Bankaların, tahsili gecikmiş alacakları özellikle son dönemde en çok konuşulan konuların başında geliyor. Son olarak uluslararası kredi derecelendirme kuruluşu Standard and Poor’s Türk (S&P) bankacılık sistemindeki tahsili gecikmiş alacakların halen yüzde 10-15 seviyesinde olduğunu tahmin ederek oranın yüzde 15-20’ye çıkabileceği iddiasında bulundu

Peki, ‘gerçek tablo ne?’ derseniz, rakamlar S&P’nin söylediği kadar ürkütücü olmasa da temkinli durmanın da şart olduğu seviyelere doğru ilerliyor. Şöyle ki, Türk bankacılık sisteminde kullandırılan kredilerden tasfiye olunacak alacağa dönüşen tutar ilk kez 100 milyar lirayı geçti.

Batık, 1 yılda 34 milyar TL arttı
2018 yılı sonu itibarıyla tahsili gecikmiş alacaklar tutarı 102 milyar 653 milyon liraya vardı. Bu rakam 2017 yılında 68 milyar 661 milyon lira seviyesindeydi. Bir yılda yaşanan yüzde 49,5’lik yani 33,9 milyar TL’lik tutar, ekonomide geçen yıl yaşanan tahribatı ve özel sektör şirketlerinin durumunu gözler önüne seriyor. Takipteki kredilerdeki bu artış, küresel ekonomik krizin yaşandığı 2009 yılındaki yüzde 60,5’ten sonraki en yüksek artış. Tahsili gecikmiş alacaklardaki bu artış 2009 yılından sonraki en yüksek düzeyine çıktı. O yıl alacaklar yüzde 60,5 düzeyinde artmıştı.
102 milyar TL’lik batık oranı toplam kredilerin yüzde 4,1’i demek. Bu oran 2009 yılında yüzde 5,3’e kadar yükselmiş, sonrası yıllarda ise yüzde 2,7’ye kadar inmişti.

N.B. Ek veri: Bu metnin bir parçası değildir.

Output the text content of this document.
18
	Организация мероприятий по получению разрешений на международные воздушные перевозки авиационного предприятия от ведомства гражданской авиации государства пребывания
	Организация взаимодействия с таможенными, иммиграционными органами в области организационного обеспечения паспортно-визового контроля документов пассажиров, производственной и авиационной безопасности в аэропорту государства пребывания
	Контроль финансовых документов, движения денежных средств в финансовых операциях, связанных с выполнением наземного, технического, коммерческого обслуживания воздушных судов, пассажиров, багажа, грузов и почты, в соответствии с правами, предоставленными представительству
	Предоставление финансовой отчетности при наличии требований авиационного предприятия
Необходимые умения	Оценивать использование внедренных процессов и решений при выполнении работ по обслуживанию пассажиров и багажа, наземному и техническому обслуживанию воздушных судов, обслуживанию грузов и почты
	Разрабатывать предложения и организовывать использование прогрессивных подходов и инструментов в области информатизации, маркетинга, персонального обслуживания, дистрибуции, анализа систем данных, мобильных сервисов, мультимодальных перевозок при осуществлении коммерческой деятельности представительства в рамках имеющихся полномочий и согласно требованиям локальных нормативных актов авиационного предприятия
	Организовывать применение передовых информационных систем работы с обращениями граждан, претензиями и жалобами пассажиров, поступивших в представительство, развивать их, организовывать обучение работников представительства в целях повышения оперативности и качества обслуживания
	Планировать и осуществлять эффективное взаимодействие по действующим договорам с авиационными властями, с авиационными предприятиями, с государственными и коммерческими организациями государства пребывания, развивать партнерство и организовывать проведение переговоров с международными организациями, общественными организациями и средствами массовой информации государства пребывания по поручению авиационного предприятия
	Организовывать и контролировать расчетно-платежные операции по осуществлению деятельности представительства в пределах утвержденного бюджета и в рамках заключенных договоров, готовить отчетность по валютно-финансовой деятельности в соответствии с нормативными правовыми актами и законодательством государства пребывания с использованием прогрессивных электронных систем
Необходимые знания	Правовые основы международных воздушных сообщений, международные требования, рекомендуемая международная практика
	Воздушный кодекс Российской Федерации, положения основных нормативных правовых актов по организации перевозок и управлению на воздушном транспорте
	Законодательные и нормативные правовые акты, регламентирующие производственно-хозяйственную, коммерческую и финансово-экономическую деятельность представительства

En fazla batık inşaat ve ticarette
Son bir yılda batığı en çok artanlar arasında konuta dayalı olan inşaat ve emlak komisyonculuğu, elektrik ve gaz, tarım, turizm, kauçuk ve plastik, gemi inşası, deri ve deri ürünleri sektörleri geliyor. Tutar olarak en çok parayı batıran sektörler ise inşaat, ticaret bireysel krediler. Emlak komisyonculuğu da dâhil edildiğinde inşaat sektörünün batağı 18,8 milyar liraya çıkıyor. Toptan ve perakende sektöründe ise batık tutarı 20,9 milyar lira.

‘Dolar 10 tl olacak,
IMF ile anlaşılacak mı?’

Peki, böyle bir tablo da yerel seçimler sonrası neler bekleniyor? ‘Dolar 10 TL’ye çıkacak, IMF ile anlaşıldı seçim sonrası açıklanacak’ söylentilerinin de kulaktan kulağa yayıldığı bir ortamda uzmanlar ne diyor?
Hemen belirtelim, ekonomistlere göre kulaktan kulağa yayılan bu karamsar efsaneler gerçekleşmeyecek, ancak tozpembe bir tablo da bizi beklemiyor. Her şeyden önce reel sektördeki kredi yapılandırması furyasının aynı hızla devam etmesi bekleniyor.
Uzmanlar şu ana kadar yapılandırılan yaklaşık 110 milyar TL’lik meblağa bir o kadar daha yeni talep ekleneceğini hesaplıyor. Bankaların ise güçlü sermaye yapıları ve düşmüş olsa da hala büyük olan kârları ile buna göğüs germeye devam edeceği vurgulanıyor. Likiditenin sıkışık kalmaya devam edeceği ve tüketim talebinin cılız bir şekilde toparlanacağını kaydeden uzmanlar, ekonomide son iki çeyrekte görülen daralmanın geride kalacağını belirtiyor. Enflasyon düşse de yüksek kalacağını öngören uzmanlar, bu yüzden vatandaşın kısmi toparlanmayı hissedemeyeceğinin altını çiziyor. Piyasalar tarafının ise Amerikan Merkez Bankası’nın faiz artışlarını ağırdan aldığı sürece ve Türkiye’nin döviz ihtiyacı düştüğü sürece son aylarda olduğu gibi yine rahat olabileceğini kaydeden uzmanlar, seçimden sonraki birkaç ay daha reel sektörün ve vatandaşın mutsuz, piyasaların ve yatırımcıların mutlu olduğu günlerin devam etmesini bekliyor.